More recently, and very shocking,
is the arrest and suspended imprisonment sentences of drill musicians for performing their work live is perhaps the most shocking overreach of police and judicial power in the arts that we have seen in over twenty years. Skengdo and AM, names new to me, but big enough in their music community to be playing to large crowds, join a list of artists targeted for their work. It is a dark time.
With Brexit continuing to suck all the air from the room, its easy to forget how little Europe or being part of the European union has been part of our artistic discussions over the years.
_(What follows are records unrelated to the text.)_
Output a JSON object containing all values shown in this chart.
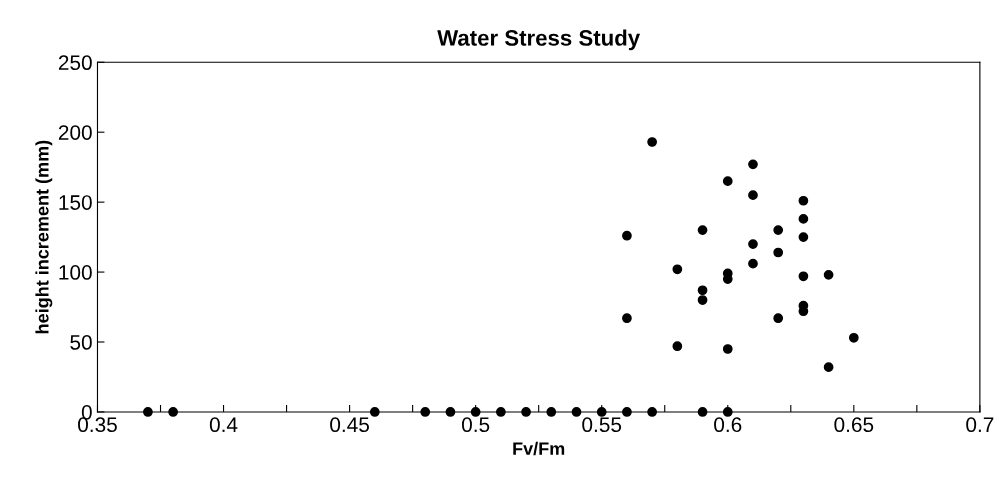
{
  "chart_data": {
    "type": "scatter",
    "title": "Water Stress Study",
    "xlabel": "Fv/Fm",
    "ylabel": "height increment (mm)",
    "x": [
      0.56,
      0.56,
      0.57,
      0.58,
      0.58,
      0.59,
      0.59,
      0.59,
      0.6,
      0.6,
      0.6,
      0.6,
      0.61,
      0.61,
      0.61,
      0.61,
      0.62,
      0.62,
      0.62,
      0.63,
      0.63,
      0.63,
      0.63,
      0.63,
      0.63,
      0.64,
      0.64,
      0.65,
      0.37,
      0.38,
      0.46,
      0.48,
      0.49,
      0.5,
      0.51,
      0.52,
      0.53,
      0.54,
      0.55,
      0.56,
      0.57,
      0.59,
      0.6
    ],
    "series": [
      {
        "color": "#000000",
        "values": [
          126,
          67,
          193,
          102,
          47,
          130,
          87,
          80,
          165,
          99,
          95,
          45,
          177,
          155,
          120,
          106,
          130,
          114,
          67,
          151,
          138,
          125,
          97,
          76,
          72,
          98,
          32,
          53,
          0,
          0,
          0,
          0,
          0,
          0,
          0,
          0,
          0,
          0,
          0,
          0,
          0,
          0,
          0
        ]
      }
    ],
    "marker": "circle",
    "grid": false,
    "legend": false,
    "xlim": [
      0.35,
      0.7
    ],
    "ylim": [
      0,
      250
    ],
    "xticks": [
      {
        "value": 0.35,
        "label": "0.35"
      },
      {
        "value": 0.375,
        "label": null
      },
      {
        "value": 0.4,
        "label": "0.4"
      },
      {
        "value": 0.425,
        "label": null
      },
      {
        "value": 0.45,
        "label": "0.45"
      },
      {
        "value": 0.475,
        "label": null
      },
      {
        "value": 0.5,
        "label": "0.5"
      },
      {
        "value": 0.525,
        "label": null
      },
      {
        "value": 0.55,
        "label": "0.55"
      },
      {
        "value": 0.575,
        "label": null
      },
      {
        "value": 0.6,
        "label": "0.6"
      },
      {
        "value": 0.625,
        "label": null
      },
      {
        "value": 0.65,
        "label": "0.65"
      },
      {
        "value": 0.675,
        "label": null
      },
      {
        "value": 0.7,
        "label": "0.7"
      }
    ],
    "yticks": [
      0,
      50,
      100,
      150,
      200,
      250
    ]
  }
}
There's often a parochialism about our island nation that turns inward whenever there appears to be a threat or a difference that we don't understand. Like the cloud that covers the land in Ishiguro's metaphorical novel "The Buried Giant", we prefer the mist of isolation, than to see the ships arriving on the horizon - and that seems to be whether they bring enemies or new goods to trade. We've often, as a nation, punched above our weight creatively, benefiting as often as not, from our isolation, our cold, damp winters, and our English language; but also that's a chimera; many of our most important artists are imports - think Handel, T.S. Eliot, Epstein, even popular favourite Freddy Mercury - or from our polyglot margins, Celts, Scots, Irish, or imports from an English-speaking empire. Our last two Nobel writers - Lessing and Ishiguro - as examples.
This is not necessarily to aim for a political art, but to appreciate how political art can be in and of itself. Brecht clearly recognised the potency of reviving the Beggar's Opera in a different context, and it flew; for a contemporary Britain our narratives need to move past the sentimental. Even the uproar around Danny Boyle's attempts to create a corrective narrative for his Olympics opening ceremony in 2012, now seem partially obscured by what was clearly - in an age of austerity - a festival of bread and circuses. The avant garde - if such exists - and if we are even allowed to use such as French term (for which there is no direct English equivalent) has always been an international exchange of ideas, above and beyond the differences of language and culture; it is resisted by Putin in imprisoning Pussy Riot just as it was in other places and other times. Here and now, we see that government funding for the arts becomes more and more a creature of political whim; May's attempt for a post-Brexit festival of Britain could well fall flat on the impossibility of her uninspiring leadership delivering on any kind of Brexit that doesn't destroy the country. The funding will no doubt stay in place, the chosen artists may well be ones willing to bite the hand that feeds, but as ever, the scale and majesty of officially sanctioned art, can act to nullify even the most experimental of gestures.
At the same time - this weekend in Glasgow to see art - and hearing about a range of D.I.Y. and grassroots events in Manchester, our own resistance is far from subdued. Art on its own as is never enough, as the crowds flocking to Die Dreigschenoper would soon be going about their normal lives, fleeing or dead, or part of the nationalist war machine; its easy to forget (as we stockpile tins and bottled water for a "no deal" Brexit) that we need bread and circuses. Let's be careful who is providing them however, and what are their motives.